ADVANCE REVIEW: Dragon Age: Magekiller #1 (of 5)

Dragon Age: Magekiller #1
Greg Rucka (W), Carmen Carnero (A), Sachin Teng (Cover)
On sale December 16

Swords and sorcery, Dungeons & Dragons, Allen: Son of Hellcock, Red Sonja and Conan;  the fantasy genre has evolved in comic books.  Here, self-confessed lover of role-playing games, Greg Rucka seems to be the perfect choice for this Bioware / EA Games tie-in.

The book pretty much starts in the middle of a situation.  This allows Rucka to introduce Marius and Tessa, specialists at dragonagekilling mages.  Why is there a need to kill them?  That’s not really explained, although it seems that the need is there.  What follows is a further introduction into the lives of the brother and sister, some of which only leads to more questions.  Of course, this is a fantasy book so there has to be a quest, right? Here its walking back into the past to save children from being killed.  But as Tessa states early on, magic cheats.

Fans of Rucka may be slightly surprised at first, by this book.  However, if you read it through, you may find similarities to his other work.  There is a personal quest of sorts, a potential of “having” to do something.  Rucka uses a running dialogue to explain and educate the reader through the early pages, before the next quest is set up using both dialogue and monologue.

Art is supplied by Carmen Carnero who has worked across the comic book divide.  Here, her work fits well within the story, but doesn’t seem that different from the standard fare you’d see in books like Grimm Fairy Tales. The panel camera used can be explained as this is a fantasy book, the need to show the magic in play is a must.  I can’t leave the art without saying, this book features a gorgeous cover by Sachin Teng, which is worth the price of admission  by itself.
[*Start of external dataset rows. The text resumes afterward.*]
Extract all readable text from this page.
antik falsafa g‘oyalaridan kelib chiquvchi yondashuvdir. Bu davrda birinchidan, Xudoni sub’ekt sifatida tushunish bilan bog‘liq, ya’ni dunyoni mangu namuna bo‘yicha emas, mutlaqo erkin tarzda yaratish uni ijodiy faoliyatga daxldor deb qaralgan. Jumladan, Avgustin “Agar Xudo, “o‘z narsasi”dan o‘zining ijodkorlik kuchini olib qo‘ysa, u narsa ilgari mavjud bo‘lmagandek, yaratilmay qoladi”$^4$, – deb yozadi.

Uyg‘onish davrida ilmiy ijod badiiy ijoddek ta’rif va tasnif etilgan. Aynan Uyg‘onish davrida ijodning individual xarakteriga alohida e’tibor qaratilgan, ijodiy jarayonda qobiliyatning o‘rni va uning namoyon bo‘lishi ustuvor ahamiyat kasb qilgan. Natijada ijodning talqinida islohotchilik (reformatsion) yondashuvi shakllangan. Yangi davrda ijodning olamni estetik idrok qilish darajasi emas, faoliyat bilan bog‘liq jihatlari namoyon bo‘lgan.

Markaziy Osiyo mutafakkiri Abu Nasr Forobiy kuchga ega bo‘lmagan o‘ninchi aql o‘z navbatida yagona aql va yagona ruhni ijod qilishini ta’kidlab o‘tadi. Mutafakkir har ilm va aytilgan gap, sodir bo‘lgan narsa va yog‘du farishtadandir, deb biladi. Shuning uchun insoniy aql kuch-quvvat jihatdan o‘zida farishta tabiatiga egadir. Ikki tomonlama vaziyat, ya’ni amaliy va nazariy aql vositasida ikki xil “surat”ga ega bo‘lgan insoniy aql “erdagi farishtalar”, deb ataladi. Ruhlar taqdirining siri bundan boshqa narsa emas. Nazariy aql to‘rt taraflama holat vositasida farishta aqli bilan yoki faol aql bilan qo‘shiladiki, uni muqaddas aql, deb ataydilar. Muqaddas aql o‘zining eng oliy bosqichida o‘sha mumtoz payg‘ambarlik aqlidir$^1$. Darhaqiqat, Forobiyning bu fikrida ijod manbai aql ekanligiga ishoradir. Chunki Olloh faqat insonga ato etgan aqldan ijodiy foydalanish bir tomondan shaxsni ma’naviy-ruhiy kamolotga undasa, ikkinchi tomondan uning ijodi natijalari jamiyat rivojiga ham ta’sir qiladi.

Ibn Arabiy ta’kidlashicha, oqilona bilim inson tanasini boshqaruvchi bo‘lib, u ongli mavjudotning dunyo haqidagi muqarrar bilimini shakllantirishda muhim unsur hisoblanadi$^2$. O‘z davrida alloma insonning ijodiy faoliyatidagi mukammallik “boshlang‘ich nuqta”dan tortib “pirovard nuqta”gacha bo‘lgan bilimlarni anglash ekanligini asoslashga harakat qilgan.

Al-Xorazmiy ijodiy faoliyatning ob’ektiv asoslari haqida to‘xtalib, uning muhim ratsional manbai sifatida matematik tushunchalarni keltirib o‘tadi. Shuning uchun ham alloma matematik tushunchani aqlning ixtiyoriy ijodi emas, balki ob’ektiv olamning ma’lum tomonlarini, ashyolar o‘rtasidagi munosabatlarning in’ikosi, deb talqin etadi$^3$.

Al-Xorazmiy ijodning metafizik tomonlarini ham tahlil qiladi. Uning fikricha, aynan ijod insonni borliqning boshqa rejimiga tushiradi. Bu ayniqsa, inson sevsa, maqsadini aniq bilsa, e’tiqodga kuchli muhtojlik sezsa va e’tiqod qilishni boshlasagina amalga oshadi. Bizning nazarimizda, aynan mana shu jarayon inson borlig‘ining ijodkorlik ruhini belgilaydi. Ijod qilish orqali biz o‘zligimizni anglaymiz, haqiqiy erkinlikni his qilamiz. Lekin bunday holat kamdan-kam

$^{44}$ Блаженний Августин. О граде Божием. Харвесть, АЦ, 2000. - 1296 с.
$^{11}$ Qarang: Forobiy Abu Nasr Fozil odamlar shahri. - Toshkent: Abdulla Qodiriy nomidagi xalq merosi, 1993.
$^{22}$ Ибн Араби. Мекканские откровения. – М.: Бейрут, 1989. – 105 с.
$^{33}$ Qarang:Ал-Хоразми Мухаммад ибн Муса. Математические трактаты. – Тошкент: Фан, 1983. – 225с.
I think I have said this before, I am not much of a gamer, as such I don’t have a great knowledge of this particular universe.  That’s a good thing as I can look at the book without comparing to the source material.  As such, for me there isn’t anything that special about the book.  I have no affiliation to any of the characters meaning that at this stage, I am not really interested by their predicament, meaning that as creators, Rucka and Carnero have failed to grasp my attention.  Although this may well be different for fans of the game.